Читать книгу Кинг-Конг-Теория - Виржини Депант, Virginie Despentes - Страница 4
Я тебя имею в жопу, или ты меня?
Оглавление«Если бы женщина существовала только в литературе, созданной мужчинами, ее, наверно, приняли бы за страшно важную персону, многогранную личность: возвышенную и низкую, блестящую и жалкую, бесконечно прекрасную и крайне уродливую, во всех отношениях ровню мужчине и даже более значительную, чем он, как считают некоторые. Но это в литературе. А в жизни, констатирует профессор Тревельян, женщину запирали, били и таскали за волосы».
Вирджиния Вулф «Своя комната»[2]
В последнее время во Франции на нас постоянно наезжают за семидесятые. Дескать, мы пошли по неправильному пути, и что же мы натворили с этой сексуальной революцией, до того докатились, что бабу не отличишь от мужика, из-за нашей дурости перевелись теперь настоящие мужчины, какими были наши отцы и деды, они-то умели и на войне умирать, и дом свой держать в разумной строгости. И закон всегда был на их стороне. На нас наезжают за то, что мужчины обосрались. Как будто это наша вина. Это, конечно, поразительно и вообще-то нисколько не ново, когда господин жалуется на то, что раб недостаточно сговорчив… Но женщинам ли на самом деле адресованы претензии белого мужчины, или же он пытается сообщить, что удивлен тем оборотом, который принимают его дела во всем мире? Во всяком случае, это просто немыслимо, как на нас наезжают, призывают к порядку и контролируют. То мы строим из себя жертв, то мы не так ебемся, то мы развратные сучки, то слишком романтичные и ранимые. Как ни крути, ничего-то мы не поняли: то много порно, то много чувства… Определенно, сексуальная революция оказалась метанием бисера перед суками. Чтобы мы ни делали, всегда найдется кто-то, кто скажет, что все это полный отстой. Что раньше было лучше. Да ну?

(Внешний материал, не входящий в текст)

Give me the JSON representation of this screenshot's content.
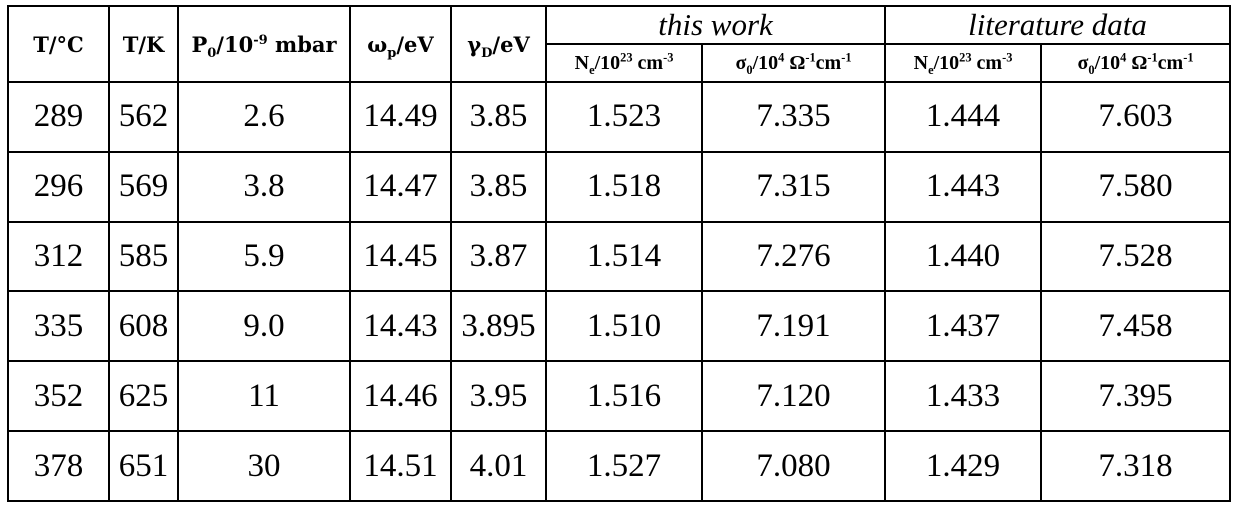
{
  "headers": {
    "t_c": "T/°C",
    "t_k": "T/K",
    "p0": {
      "main": "P",
      "sub": "0",
      "mid": "/10",
      "sup": "-9",
      "tail": " mbar"
    },
    "omega_p": {
      "main": "ω",
      "sub": "p",
      "tail": "/eV"
    },
    "gamma_d": {
      "main": "γ",
      "sub": "D",
      "tail": "/eV"
    },
    "group_this_work": "this work",
    "group_literature": "literature data",
    "ne": {
      "main": "N",
      "sub": "e",
      "mid": "/10",
      "sup": "23",
      "tail": " cm",
      "sup2": "-3"
    },
    "sigma0": {
      "main": "σ",
      "sub": "0",
      "mid": "/10",
      "sup": "4",
      "mid2": " Ω",
      "sup2": "-1",
      "mid3": "cm",
      "sup3": "-1"
    }
  },
  "rows": [
    [
      "289",
      "562",
      "2.6",
      "14.49",
      "3.85",
      "1.523",
      "7.335",
      "1.444",
      "7.603"
    ],
    [
      "296",
      "569",
      "3.8",
      "14.47",
      "3.85",
      "1.518",
      "7.315",
      "1.443",
      "7.580"
    ],
    [
      "312",
      "585",
      "5.9",
      "14.45",
      "3.87",
      "1.514",
      "7.276",
      "1.440",
      "7.528"
    ],
    [
      "335",
      "608",
      "9.0",
      "14.43",
      "3.895",
      "1.510",
      "7.191",
      "1.437",
      "7.458"
    ],
    [
      "352",
      "625",
      "11",
      "14.46",
      "3.95",
      "1.516",
      "7.120",
      "1.433",
      "7.395"
    ],
    [
      "378",
      "651",
      "30",
      "14.51",
      "4.01",
      "1.527",
      "7.080",
      "1.429",
      "7.318"
    ]
  ]
}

Я родилась в 69-м. Ходила в смешанную школу. Уже в подготовительном классе я поняла, что интеллектуальными способностями мальчики ничем не отличаются от девочек. Я носила короткие юбки, и никого в моей семье не заботило, что подумают об этом соседи. Я без лишних заморочек начала принимать противозачаточные таблетки в четырнадцать лет. Я начала трахаться, как только мне выпал шанс, это было очень кайфово, и теперь, двадцать лет спустя, могу сказать по этому поводу только одно: это было слишком круто для меня. Я ушла из дома в семнадцать лет, мне можно было жить одной, и ни у кого это не вызывало возражений. Я всегда знала, что буду работать, что не стану терпеть рядом с собой какого-нибудь мужика только потому, что он платит за квартиру. Я открыла счет в банке на свое имя, не осознавая, что принадлежу к первому поколению женщин, которым позволено делать это без согласия отца или мужа. Я поздно начала мастурбировать, хотя и знала, что это такое, из книг, которые говорили предельно ясно: если я себя трогаю, это не делает меня асоциальным чудовищем, и вообще это мое личное дело, что я делаю со своей пиздой. В моей постели побывала не одна сотня парней, но я не залетела, и на всякий пожарный я была в курсе, где можно сделать аборт, ни у кого не спрашивая разрешения и не рискуя своей шкурой. Я стала шлюхой, я ходила по городу на высоких каблуках и с глубоким вырезом и ни перед кем не отчитывалась, я обналичивала и тратила до последнего гроша все, что зарабатывала. Я путешествовала автостопом, меня изнасиловали, я продолжила стопить. Я написала свой первый роман, подписала его своим девичьим именем[3] и охренела от шквала упреков, обрушившегося на меня за то, что я позволила себе перейти все мыслимые и немыслимые границы. Женщины моего поколения – первые из тех, кому позволено жить без секса и при этом не в монастыре. Принудительный брак стал чем-то шокирующим. Супружеский долг перестал быть самоочевидным. Многие годы я находилась за тысячи километров от феминизма – не из-за отсутствия самосознания или солидарности, а потому что долгое время факт принадлежности к моему полу, по сути, никак особенно мне не мешал. Я хотела вести мужскую жизнь и вела ее. На самом деле феминистская революция все-таки произошла. Пора бы уже перестать втирать, что раньше мы жили лучше. Горизонты раздвинулись, мгновенно оказались освоены новые территории, и нам уже кажется, что мы владели ими всегда.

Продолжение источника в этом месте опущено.